Not answering his phone call and making noise downstairs were clear enough grounds for Barnes to personally inspect the help and select who should bring him his brandy.
He put one shoe in front of the other along the center of the hallway, impressed at his ability to follow a straight line. At the head of the landing leading downstairs, he pressed the button to call for the elevator. It rose to him from the foyer, a gilded cage, and he opened the door and slid the gate aside and entered, closing it, pulling down on the handle. The cage descended, transporting him to the first floor like Zeus upon a cloud.
He emerged from the elevator, pausing to regard himself in a gilded mirror. The top half of his uniform shirt was flapped down, hidden medals hanging heavy. He licked his lips and fixed his hair to look more full upon his head, smoothing out his goatee and generally assuming a look of inebriated dignity before venturing into the kitchen.

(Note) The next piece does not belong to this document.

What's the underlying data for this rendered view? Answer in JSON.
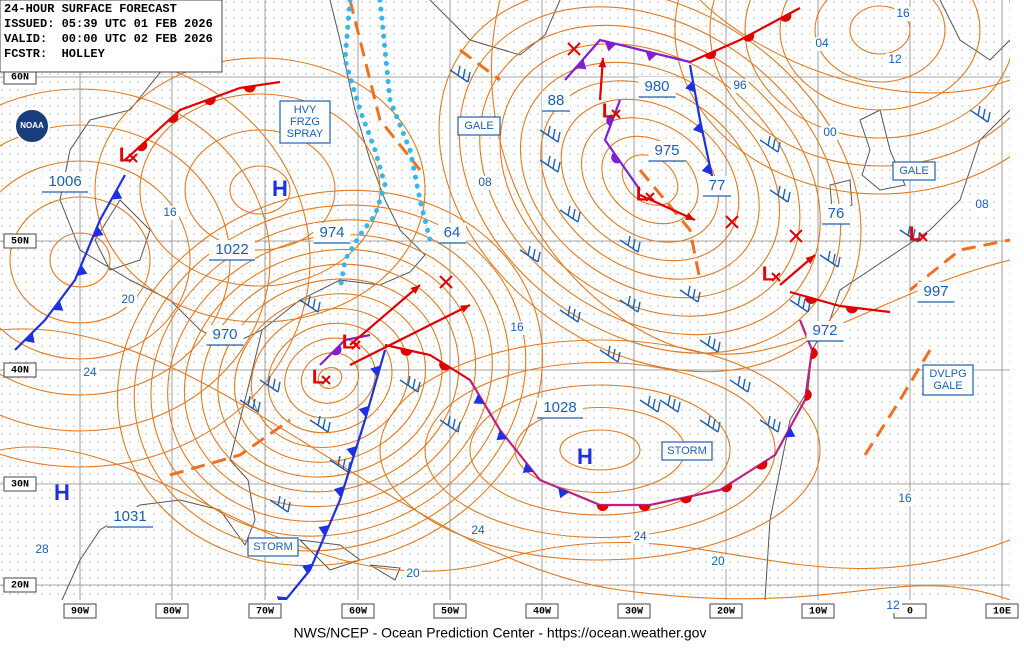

The wide, L-shaped room was empty. A pan of cookies lay cooling on a rack on the long central island, a pair of red oven mitts next to them. In front of the liquor cabinet, a bottle of cognac and an unsealed pitcher of cream stood next to measuring cups and an open jar of nutmeg. The phone receiver hung on its wall-mounted cradle.
“Hello?” Barnes called.
First came a rattling sound, like a shelf being bumped.
Then two female voices at once: “In here.”
Intrigued, Barnes continued along the center island to the corner. Rounding it, he saw five of his staff of female domestics—all well-fed, comely, and with full heads of hair—restrained to the end poles of a shelving unit of gourmet cooking tools with flexible zip ties.
His mind-set was such that his first impulse, upon seeing their wrists bound and their full, imploring eyes, was pleasure. His brandy-steeped mind processed the scene as an erogenous tableau.
Reality was slow to part the fog. It was a long, floundering moment before he realized that apparently someone had broken in and restrained his staff.
That someone was inside the house.
Barnes turned and ran. With the women calling after him, he slammed his hip into the island, the pain doubling him over as he groped his way along the counter to the doorway. He rushed out, moving blindly across the first-floor landing and around another corner, heading for the front entrance, his addled mind thinking,
He ran as best he could back to the landing. He panicked at the thought of becoming trapped inside the elevator cage and so mounted the curling staircase, pulling himself hand-over-hand along the broad banister. Adrenaline neutralized some of the alcohol in his blood.
The study. That was where the pistols were displayed. He threw himself down the long hallway toward the room—when a pair of hands grabbed him from the side, pulling him into the open doorway of the sitting room.
Barnes instinctively covered his head, expecting a beating. He fell sprawling, thrown into one of the chairs, where he remained, cowering in fear and bewilderment. He did not want to see the face of his attacker. Part of his hysterical fear came from a voice inside his head that most closely resembled that of his dearly departed mother, saying,
“Look at me.”
The voice. That angry voice. Barnes relaxed his grip around his head. He knew the voice but could not place it. Something was off. The voice had become roughened over time, deeper.
Curiosity outstripped fear. Barnes removed his trembling arms from his head, raising his eyes.
Ephraim Goodweather. Or, more reflective of his personal appearance, Ephraim Goodweather’s evil twin. This was not the man he used to know, the esteemed epidemiologist. Dark circles raccooned his fugitive eyes. Hunger had drained his face of all cheer and turned his cheeks into crags, as though all the meat had been boiled off the bone. Mealy whiskers clung to his gray skin but failed to fill out the hollows. He wore fingerless gloves, a filthy coat, and faded boots under wet cuffs, laced with wire rather than string. The black knit cap crowning his head reflected the darkness of the mind beneath. A sword handle rose from the pack on his back. He looked like a vengeful hobo.
“Everett,” Eph said, his voice hoarse, possessed.
“Don’t,” said Barnes, terrified of him.